Milo was a God send. I had no intention of having a dog. My parents had a dog all my life but it was never my dog.
I moved away from my family for my 23rd year. I honestly can't remember when I moved away and when I moved back. I know it was over a year but not sure exactly when.
I went to a PetsMart one day with my sis-in-law, for her to get some treats for their dog and that is when I met the love of my life. He pushed his way into my lap in a ring of other dogs looking for attention. He literally curled up in my lap. He took my heart then and I filled out the paperwork immediately for adoption. Never mind the rental agreement at the apartment complex or my roommate. I did not discuss this decision with anyone...
The first year was so much fun. I'd drink and pass out for hours. Milo would go hungry and thirsty for hours on end. When I start to drink, I would get angry. Why was all this on me? Why did I have to do these things? So I lash out at Milo and did terrible things to him. Through it all, he loved me and never shied away from me. He was a great dog.
Milo and I moved back to live with my parents and I quickly met and married the practice husband. I think he was a little jealous of my relationship with Milo. And he had a right to be. I loved Milo completely, without holding things back. Not fair to the practice husband because I couldn't do that with him. Part of the reason for the divorce.
Milo became an old man. He loved to roll around on his back in the middle of the livingroom.

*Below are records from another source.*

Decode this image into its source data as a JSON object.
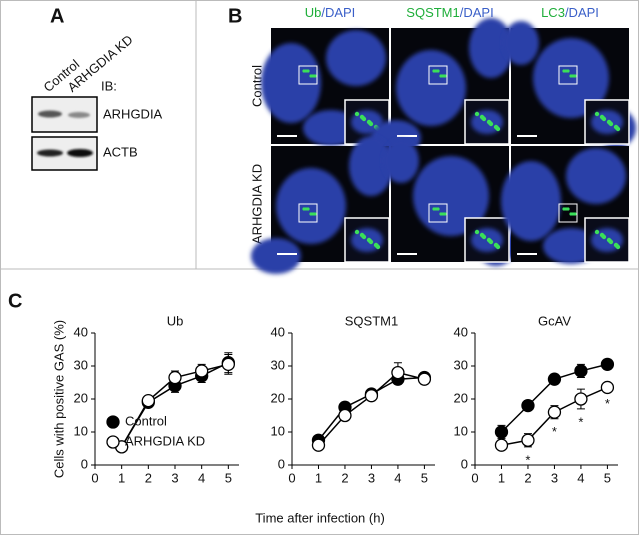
{
  "panel_labels": [
    "A",
    "B",
    "C"
  ],
  "blot": {
    "lanes": [
      "Control",
      "ARHGDIA KD"
    ],
    "ib_label": "IB:",
    "proteins": [
      "ARHGDIA",
      "ACTB"
    ]
  },
  "microscopy": {
    "columns": [
      {
        "marker": "Ub",
        "counterstain": "/DAPI"
      },
      {
        "marker": "SQSTM1",
        "counterstain": "/DAPI"
      },
      {
        "marker": "LC3",
        "counterstain": "/DAPI"
      }
    ],
    "rows": [
      "Control",
      "ARHGDIA KD"
    ]
  },
  "chart_data": [
    {
      "type": "line",
      "title": "Ub",
      "ylabel": "Cells with positive GAS (%)",
      "xlim": [
        0,
        5.4
      ],
      "xticks": [
        0,
        1,
        2,
        3,
        4,
        5
      ],
      "ylim": [
        0,
        40
      ],
      "yticks": [
        0,
        10,
        20,
        30,
        40
      ],
      "x": [
        1,
        2,
        3,
        4,
        5
      ],
      "legend": "lower right",
      "series": [
        {
          "name": "Control",
          "color": "#000000",
          "values": [
            5.5,
            19,
            24,
            27,
            31
          ],
          "errors": [
            1,
            1,
            2,
            2,
            3
          ]
        },
        {
          "name": "ARHGDIA KD",
          "color": "#ffffff",
          "values": [
            5.5,
            19.5,
            26.5,
            28.5,
            30.5
          ],
          "errors": [
            1,
            1,
            2,
            2,
            3
          ]
        }
      ]
    },
    {
      "type": "line",
      "title": "SQSTM1",
      "xlabel": "Time after infection (h)",
      "xlim": [
        0,
        5.4
      ],
      "xticks": [
        0,
        1,
        2,
        3,
        4,
        5
      ],
      "ylim": [
        0,
        40
      ],
      "yticks": [
        0,
        10,
        20,
        30,
        40
      ],
      "x": [
        1,
        2,
        3,
        4,
        5
      ],
      "series": [
        {
          "color": "#000000",
          "values": [
            7.5,
            17.5,
            21.5,
            26,
            26.5
          ],
          "errors": [
            1,
            1.5,
            1.5,
            1.5,
            1.5
          ]
        },
        {
          "color": "#ffffff",
          "values": [
            6,
            15,
            21,
            28,
            26
          ],
          "errors": [
            1,
            1.5,
            1.5,
            3,
            1.5
          ]
        }
      ]
    },
    {
      "type": "line",
      "title": "GcAV",
      "xlim": [
        0,
        5.4
      ],
      "xticks": [
        0,
        1,
        2,
        3,
        4,
        5
      ],
      "ylim": [
        0,
        40
      ],
      "yticks": [
        0,
        10,
        20,
        30,
        40
      ],
      "x": [
        1,
        2,
        3,
        4,
        5
      ],
      "series": [
        {
          "color": "#000000",
          "values": [
            10,
            18,
            26,
            28.5,
            30.5
          ],
          "errors": [
            2,
            1.5,
            1.5,
            2,
            1.5
          ]
        },
        {
          "color": "#ffffff",
          "values": [
            6,
            7.5,
            16,
            20,
            23.5
          ],
          "errors": [
            1,
            2,
            2,
            3,
            1
          ]
        }
      ],
      "annotations": [
        {
          "x": 2,
          "text": "*"
        },
        {
          "x": 3,
          "text": "*"
        },
        {
          "x": 4,
          "text": "*"
        },
        {
          "x": 5,
          "text": "*"
        }
      ]
    }
  ]
}
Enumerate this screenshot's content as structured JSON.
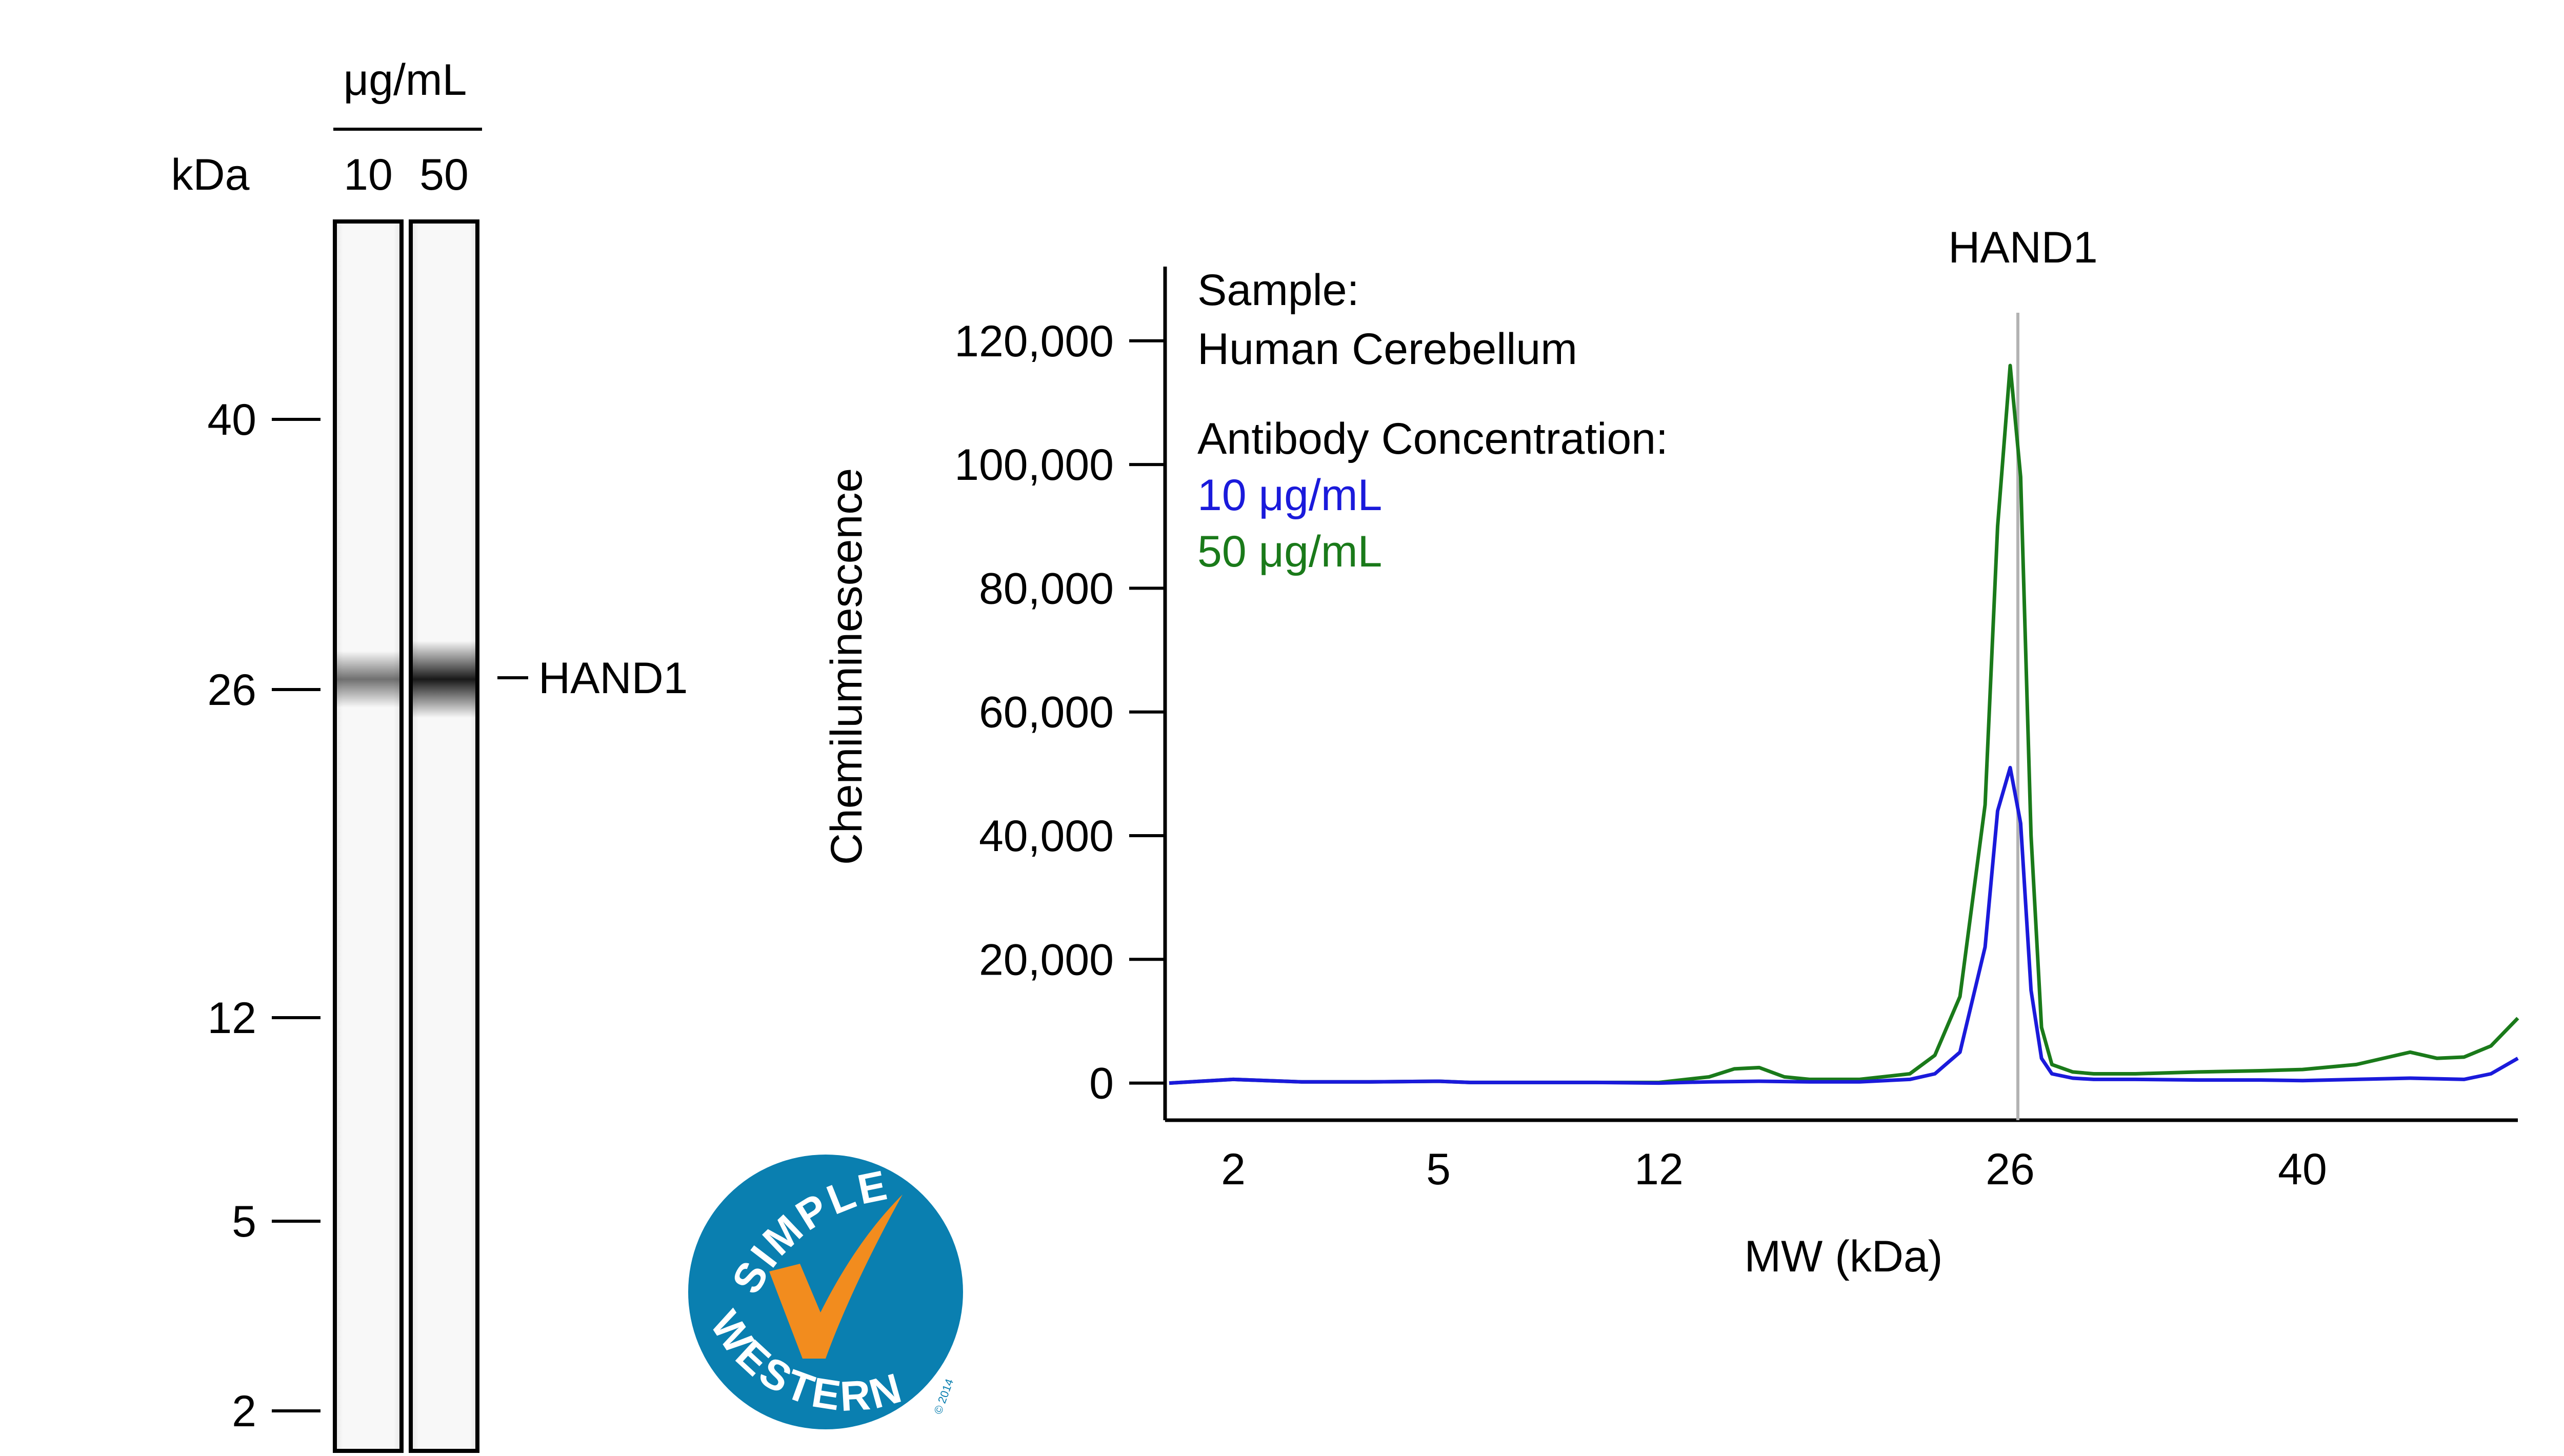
{
  "gel": {
    "unit_label": "μg/mL",
    "kda_label": "kDa",
    "lanes": [
      {
        "label": "10",
        "band_intensity": 0.55
      },
      {
        "label": "50",
        "band_intensity": 0.9
      }
    ],
    "markers": [
      {
        "label": "40",
        "kda": 40
      },
      {
        "label": "26",
        "kda": 26
      },
      {
        "label": "12",
        "kda": 12
      },
      {
        "label": "5",
        "kda": 5
      },
      {
        "label": "2",
        "kda": 2
      }
    ],
    "band_label": "HAND1",
    "band_kda": 26
  },
  "logo": {
    "top_text": "SIMPLE",
    "bottom_text": "WESTERN",
    "copyright": "© 2014",
    "colors": {
      "circle": "#0a7fb0",
      "check": "#f28c1e"
    }
  },
  "chart_data": {
    "type": "line",
    "title": "",
    "peak_label": "HAND1",
    "peak_x": 26,
    "xlabel": "MW (kDa)",
    "ylabel": "Chemiluminescence",
    "x_ticks": [
      2,
      5,
      12,
      26,
      40
    ],
    "y_ticks": [
      0,
      20000,
      40000,
      60000,
      80000,
      100000,
      120000
    ],
    "y_tick_labels": [
      "0",
      "20,000",
      "40,000",
      "60,000",
      "80,000",
      "100,000",
      "120,000"
    ],
    "ylim": [
      -6000,
      132000
    ],
    "xlim": [
      1,
      48
    ],
    "legend": {
      "sample_heading": "Sample:",
      "sample_name": "Human Cerebellum",
      "conc_heading": "Antibody Concentration:"
    },
    "series": [
      {
        "name": "10 μg/mL",
        "color": "#1a1adb",
        "x": [
          1,
          2,
          3,
          4,
          5,
          6,
          8,
          10,
          12,
          14,
          16,
          18,
          20,
          22,
          23,
          24,
          25,
          25.5,
          26,
          26.5,
          27,
          27.5,
          28,
          29,
          30,
          32,
          35,
          38,
          40,
          42,
          44,
          46,
          47,
          48
        ],
        "y": [
          0,
          600,
          200,
          200,
          300,
          100,
          100,
          100,
          0,
          200,
          300,
          200,
          200,
          600,
          1500,
          5000,
          22000,
          44000,
          51000,
          42000,
          15000,
          4000,
          1500,
          800,
          600,
          600,
          500,
          500,
          400,
          600,
          800,
          600,
          1500,
          4000
        ]
      },
      {
        "name": "50 μg/mL",
        "color": "#1a7a1a",
        "x": [
          1,
          2,
          3,
          4,
          5,
          6,
          8,
          10,
          12,
          14,
          15,
          16,
          17,
          18,
          20,
          22,
          23,
          24,
          25,
          25.5,
          26,
          26.5,
          27,
          27.5,
          28,
          29,
          30,
          32,
          35,
          38,
          40,
          42,
          44,
          45,
          46,
          47,
          48
        ],
        "y": [
          0,
          600,
          200,
          200,
          300,
          100,
          100,
          100,
          100,
          1000,
          2300,
          2500,
          1000,
          600,
          600,
          1500,
          4500,
          14000,
          45000,
          90000,
          116000,
          98000,
          40000,
          9000,
          3000,
          1800,
          1500,
          1500,
          1800,
          2000,
          2200,
          3000,
          5000,
          4000,
          4200,
          6000,
          10500
        ]
      }
    ]
  }
}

He would spend an obscene amount of time staring at you if you had something that smelled good (or bad for that matter.)
He took to laying in weird places.
But he never changed. He still loved me and would still bump his head into my lap or under my chin. He wouldn't move as fast as he used to but he managed to make the jump up and down from the very tall bed I slept in and managed to find his spot on the bed with him at my feet.
His passing has been horrible. It's only been about 2 weeks and I can't believe he's gone. I can't believe they are BOTH gone. After I found out about Willow coming sooner, I started crying. I stood in front of their pictures and cried and talked to them. I wanted them to know that I was not loving them any less and I definitely did not think she was going to replace them in my heart. But I was so miserable about sleeping alone and being alone in the house. I hadn't been alone for over 14 years. I didn't like it.
So, I miss my little man. I want him back. I would do A LOT if I thought it would bring him back. But it's not going to happen. I have so little amount of control over that. So I'm spending my next several years with a new baby. She'll be a good addition to my life.